“Kenali cinta kasih, mahabbah! Cinta kepada Allah! Dan pertanyaan-pertanyaan lain tidak akan mengganggumu. Pikiran akan selalu mencari perbedaan, akan selalu mencari pertanyaan dan jawaban. Jalani kehidupan sepenuhnya dan pikiran pula akan terlampaui dengan sendirinya.” (dialog Senja dan Eyangnya, h.34-35)
Wawasan dan pengalaman hidup pengarang menjadikannya mampu mengetengahkan pandangan-pandangan hidup yang filosofis, yang disampaikan melalui tokoh-tokoh yang dihadirkan. Dalam novel ini selain ke tiga sosok di atas, ada pula Dewi Supraba, ibu kandung dari Bumi Saujana, maupun munculnya sosok Garuda Samudera – seorang pemuda yang pada akhir cerita menjadi tokoh penyelamat.
Selain porsi dialog yang jumlahnya lumayan banyak - mungkin saja karena pengarang juga biasa menulis skenario film - memiliki alasan tersendiri, ketika menghadirkan soliloquy: yang terucap maupun mengusik batin tokohnya.
- Senja tersenyum mengenang lelaku konyolnya saat itu. Lalu bergumam lirih.
“Lelaki hati, rindu ini menepi dan tiada kan pergi berkelana kembali mencari. Hanya kamu belahan hati. Perlawanan batinku tak mampu belenggu waktu untuk diam menunggu. Tolong datang lalu satukan rasa kita. Jangan hanya puas pada bayang sapa dunia maya, karen itu hanya akan menjadi kelelahan raga yang pada akhirnya hanya menjelma menjadi jelaga.” (h.29)
Boleh jadi pembaca dapat merasakan novel ini merupakan curahan hati pengarang terhadap calon pasangannya, dan atau demikianlah keahlian pengarang mencerap-olah-sajikan berbagai kisah- kisah hidup perempuan terhadap lelaki pujaan hati. Mmm, benarkah kaum hawa lebih banyak bicara dengan hati, tak peduli nada iramanya mendayu-merayu kalbu?
Ataukah karena novel ini sebenarnya cerita tentang honey-moon pengantin muda di Praha, ibukota Cekoslovakia, sehingga agar suasana romansanya terbangun maka kalimat liris menjadi pilihan, bersenyawa dengan ungkapan “dari hati ke hati.”
Dari 23 bab, suasana romantis pengantin baru Senja Rinjani dan Bumi Saujana diceritakan 13 bab, lengkap dengan perjalanan mereka dari satu ke objek wisata terkemuka di kota ibukota Ceko. Pembaca diajak untuk membayangkan..”Bertaburannya bangunan-bangunan tua di Praha menunjukkan berbagai ragam corak dan warna yang berkembang di Eropa mulai dari gothic, baroque, rennaisance, art nouveau hingga neoclasic dan ultra modern.”

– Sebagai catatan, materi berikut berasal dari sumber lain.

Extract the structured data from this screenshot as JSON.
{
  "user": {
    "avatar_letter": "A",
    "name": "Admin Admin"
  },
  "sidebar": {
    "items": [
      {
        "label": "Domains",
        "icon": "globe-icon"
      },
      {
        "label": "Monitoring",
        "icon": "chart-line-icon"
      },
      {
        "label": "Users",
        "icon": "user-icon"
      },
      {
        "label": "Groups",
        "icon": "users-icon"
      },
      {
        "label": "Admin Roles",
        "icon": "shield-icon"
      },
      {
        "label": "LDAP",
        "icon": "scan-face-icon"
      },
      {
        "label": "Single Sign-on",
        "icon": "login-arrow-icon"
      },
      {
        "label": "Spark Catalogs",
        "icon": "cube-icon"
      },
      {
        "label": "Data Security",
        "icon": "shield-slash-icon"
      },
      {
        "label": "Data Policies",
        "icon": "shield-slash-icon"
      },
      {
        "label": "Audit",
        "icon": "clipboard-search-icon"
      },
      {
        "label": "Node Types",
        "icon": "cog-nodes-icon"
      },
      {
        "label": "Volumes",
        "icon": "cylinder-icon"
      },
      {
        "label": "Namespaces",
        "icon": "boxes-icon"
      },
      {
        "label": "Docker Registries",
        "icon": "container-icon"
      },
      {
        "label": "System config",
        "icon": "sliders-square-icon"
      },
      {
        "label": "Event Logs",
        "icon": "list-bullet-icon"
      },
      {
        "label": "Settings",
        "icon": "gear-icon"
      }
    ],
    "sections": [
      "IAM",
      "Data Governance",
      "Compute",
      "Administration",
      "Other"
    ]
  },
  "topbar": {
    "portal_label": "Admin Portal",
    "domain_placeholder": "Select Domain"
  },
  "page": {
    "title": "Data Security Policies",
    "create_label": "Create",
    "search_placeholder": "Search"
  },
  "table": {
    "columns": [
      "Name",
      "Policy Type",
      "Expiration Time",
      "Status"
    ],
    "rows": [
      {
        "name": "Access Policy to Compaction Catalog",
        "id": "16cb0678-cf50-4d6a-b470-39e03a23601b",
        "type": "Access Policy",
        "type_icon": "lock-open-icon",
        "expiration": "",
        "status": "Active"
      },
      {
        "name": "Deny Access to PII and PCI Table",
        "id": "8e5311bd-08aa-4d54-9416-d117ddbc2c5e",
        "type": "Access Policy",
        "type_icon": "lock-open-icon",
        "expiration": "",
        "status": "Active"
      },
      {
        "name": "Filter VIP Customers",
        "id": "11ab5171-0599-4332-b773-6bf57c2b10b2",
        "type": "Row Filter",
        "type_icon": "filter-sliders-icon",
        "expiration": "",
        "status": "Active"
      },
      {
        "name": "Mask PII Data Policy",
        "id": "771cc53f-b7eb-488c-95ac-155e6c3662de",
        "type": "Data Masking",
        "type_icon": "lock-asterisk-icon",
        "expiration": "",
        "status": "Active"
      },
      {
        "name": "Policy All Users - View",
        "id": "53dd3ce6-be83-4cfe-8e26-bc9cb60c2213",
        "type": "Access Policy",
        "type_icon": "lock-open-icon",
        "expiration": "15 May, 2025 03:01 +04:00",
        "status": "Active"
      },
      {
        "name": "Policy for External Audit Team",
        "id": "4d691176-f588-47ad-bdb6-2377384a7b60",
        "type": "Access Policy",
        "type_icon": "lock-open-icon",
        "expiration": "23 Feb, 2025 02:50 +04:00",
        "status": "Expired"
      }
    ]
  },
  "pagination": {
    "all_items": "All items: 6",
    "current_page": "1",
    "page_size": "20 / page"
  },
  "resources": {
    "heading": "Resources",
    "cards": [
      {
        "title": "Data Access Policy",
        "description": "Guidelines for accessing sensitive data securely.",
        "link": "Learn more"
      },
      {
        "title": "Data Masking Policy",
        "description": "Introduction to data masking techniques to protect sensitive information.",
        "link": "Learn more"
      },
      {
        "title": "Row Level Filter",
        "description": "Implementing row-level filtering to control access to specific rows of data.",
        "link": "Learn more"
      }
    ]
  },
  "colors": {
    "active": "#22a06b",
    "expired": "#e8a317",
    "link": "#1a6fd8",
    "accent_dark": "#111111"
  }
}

Pasutri muda berjalan bergandengan tangan, berpelukan, bertatapan mesra, sambil saksikan bangunan beserta isinya yang menjanjikan hadirnya nuansa romantis, sungguh diharapkan oleh tak terhitung pasutri muda lainnya, tentu. Meski begitu, di sela-sela perjalanan penuh kenangan itu misi utama tak dilupakan, yakni mencari keberadaan ayah kandung Sau, satu dari beberapa ilmuwan Indonesia yang pada masa orde lama beroleh beasiswa untuk lanjutkan pendidikan di negara Cekoslovakia, namun karena terjadi pergantian pemerintahan mereka tak bisa kembali ke tanah air.
Ini penting dicatat mengingat beberapa bulan lalu, di tahun 2016 ini, telah ditayangkan “Surat dari Praha” film yang berkisah tentang ilmuwan asal Indonesia, beroleh beasiswa ke Cekoslovakia di jaman Soekarno, tak bisa pulang karena pembrontakan G30S PKI, yang menjadikan siapapun yang berada di negara beraliran kiri tidak bisa diterima oleh pemerintahan Soeharto.
Pergulatan politik yang kotor memecah-belah, memisahkan sesama warga negara, bahkan juga siapapun yang tak ikut dalam percaturan politik praktis. Ini masalah kemanusiaan yang ternyata terjadi juga di beberapa negara di belahan dunia.
Dengan kata lain, antara dua cerita di atas, terdapat kesaamaan lokasi dan alasan ilmuwan “terjebak” di Praha, namun beda sudut pandangnya. Juga endingnya.